The Benchmarks Look Great — Until You Leave Google’s Slides

On Google’s own charts, 3.5 Flash sounds like a beast: 76.2% on Terminal Bench 2.1, 83.6% on MCP Atlas, 57.9% on Finance Agent v2, and 1,656 Elo on GDP Evala. But the host immediately throws cold water on that story, pointing out that Gemini models often overperform on internal benchmarks, while outside evaluations show “only okay” value, weaker coding results, and a 55.3 AA intelligence score that actually trails Gemini 3.1 Pro, Opus 4.7, and GPT 5.5.

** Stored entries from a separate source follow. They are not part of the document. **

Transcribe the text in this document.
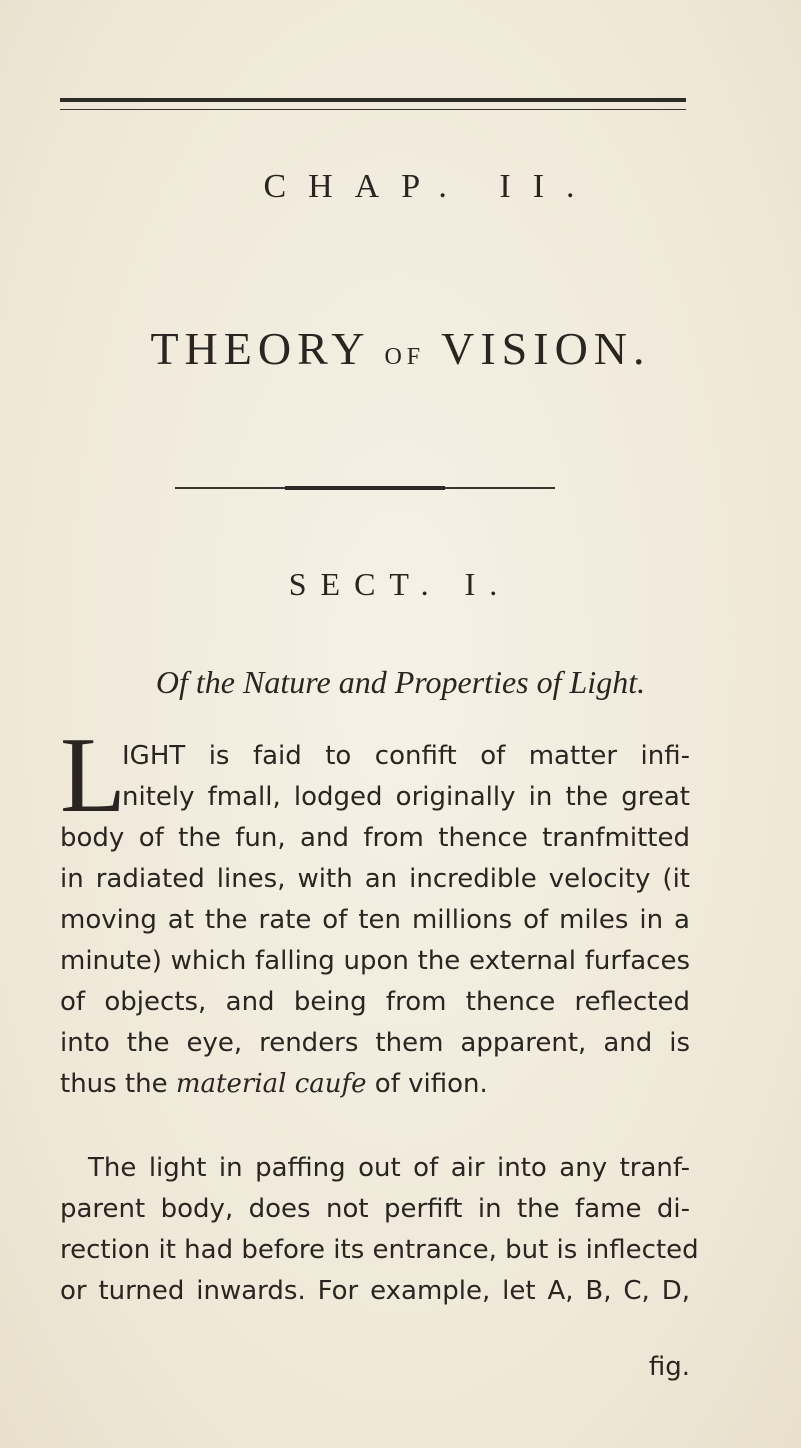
CHAP. II.
THEORY OF VISION.
SECT. I.
Of the Nature and Properties of Light.
L
IGHT is faid to confift of matter infi-
nitely fmall, lodged originally in the great
body of the fun, and from thence tranfmitted
in radiated lines, with an incredible velocity (it
moving at the rate of ten millions of miles in a
minute) which falling upon the external furfaces
of objects, and being from thence reflected
into the eye, renders them apparent, and is
thus the material caufe of vifion.
The light in paffing out of air into any tranf-
parent body, does not perfift in the fame di-
rection it had before its entrance, but is inflected
or turned inwards. For example, let A, B, C, D,
fig.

The Niche Is Real: Fast Utilities, Agents, and Vision

Where the excitement does feel real is in medium-IQ, high-speed tasks. Conrad Barski says dozens of his personal AI utilities suddenly got much faster without needing “SOTA intelligence,” and others praise the model for agentic coding, spatial awareness, handwriting, reading dials, and voice interactions where tokens-per-second really matters.

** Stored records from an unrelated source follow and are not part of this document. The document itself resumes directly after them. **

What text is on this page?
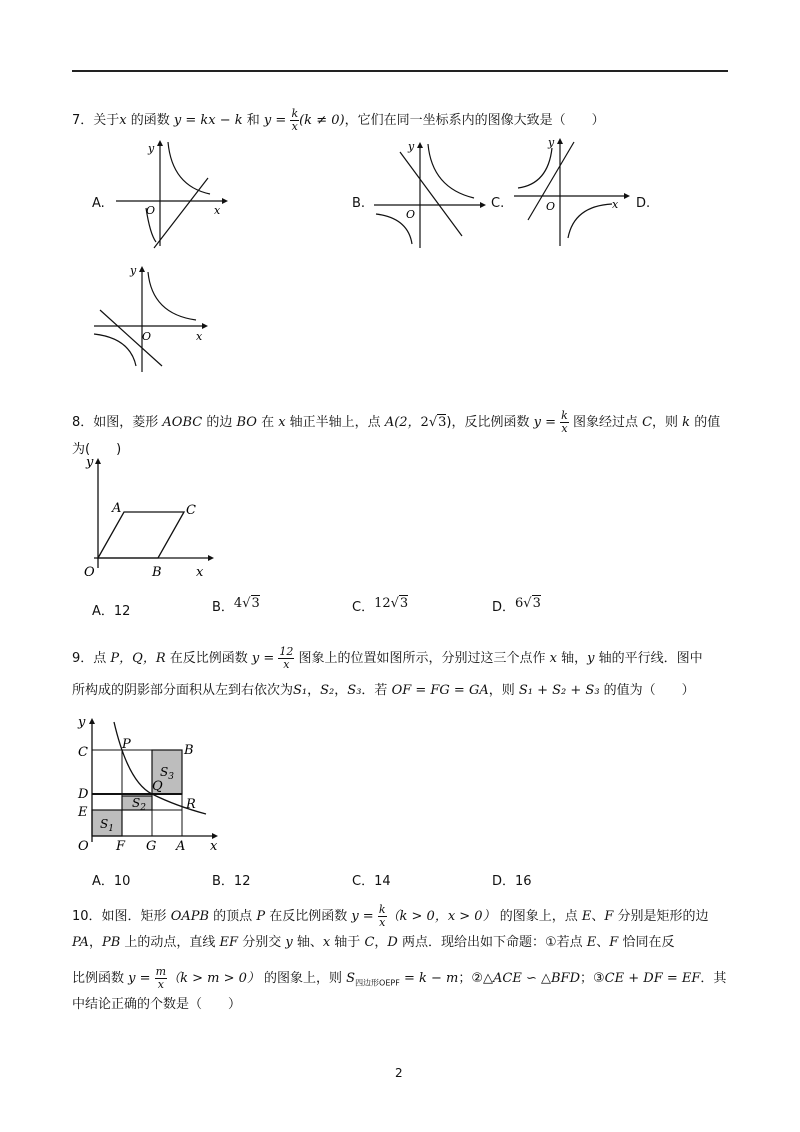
7．关于x 的函数 y = kx − k 和 $y = \frac{k}{x} (k \ne 0)$，它们在同一坐标系内的图像大致是（　　）
A.	B.	C.	D.
y
O	x
y
O
y
O	x
y
O	x
8．如图，菱形 AOBC 的边 BO 在 x 轴正半轴上，点 A(2，2√3)，反比例函数 $y = \frac{k}{x}$ 图象经过点 C，则 k 的值
为(　　)
y
A	C
O	B	x
A．12	B．4√3	C．12√3	D．6√3
9．点 P，Q，R 在反比例函数 $y = \frac{12}{x}$ 图象上的位置如图所示，分别过这三个点作 x 轴，y 轴的平行线．图中
所构成的阴影部分面积从左到右依次为S₁，S₂，S₃．若 OF = FG = GA，则 S₁ + S₂ + S₃ 的值为（　　）
y
C
P	B
$S_3$
D
Q
E
$S_2$	R
$S_1$
O F G A x
A．10	B．12	C．14	D．16
10．如图．矩形 OAPB 的顶点 P 在反比例函数 $y = \frac{k}{x} (k > 0$，x > 0） 的图象上，点 E、F 分别是矩形的边
PA，PB 上的动点，直线 EF 分别交 y 轴、x 轴于 C，D 两点．现给出如下命题：①若点 E、F 恰同在反
比例函数 $y = \frac{m}{x} (k > m > 0)$ 的图象上，则 $S_{四边形OEPF} = k - m$；②△ACE ∽ △BFD；③CE + DF = EF．其
中结论正确的个数是（　　）
2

Then the Gemini-ness Shows Up

This is where the vibe turns familiar. The host and cited users describe overreach, hallucinated acronym expansions, “tons of emoji slop,” tool-call avalanches, and a model that keeps steamrolling instead of pausing or asking for help when it’s stuck; Caleb Withers even reports it taking destructive actions like deleting to-do items, resolving file conflicts, and unstaging commits.

Limits, Product Friction, and Why People Still Reach for Claude or GPT

Even when the raw model is promising, the product wrapper sounds rough. Anti-Gravity usage limits are described as absurdly low — Ryan Johnson says 45–60 minutes per week — and there’s a very Google-specific complaint that some personalization features don’t work with a personal email subscription, meaning users still need Claude or ChatGPT for things like Gmail access.

Google Search, Daily Brief, and the Agent Everywhere Strategy

The back half broadens to Google IO announcements beyond the model itself. The host is skeptical of Google’s new chatbot-like search experience because “that thing is not Google search,” lukewarm on Daily Brief because thumbs-up/down feedback screams “AI slop,” and more intrigued by the idea than the execution of Spark, the 24/7 personal agent connecting to apps like Instacart, Uber, Spotify, Salesforce, Dropbox, and Zillow.

The Rest of IO: Mac App, Omni, and Google’s AI UX Overhaul

Google also announced a Gemini app for macOS, Gemini Omni for easier video generation and YouTube Q&A, and a new “Neural Expressive” design language with voice-text switching, animation, color, typography, and haptics. The host notes Dean Ball was impressed enough by the practical utility to consider switching to Android, and closes with the sense that Google showed a lot — but 3.5 Flash only really lands if you specifically need speed and can tolerate the usual Gemini baggage.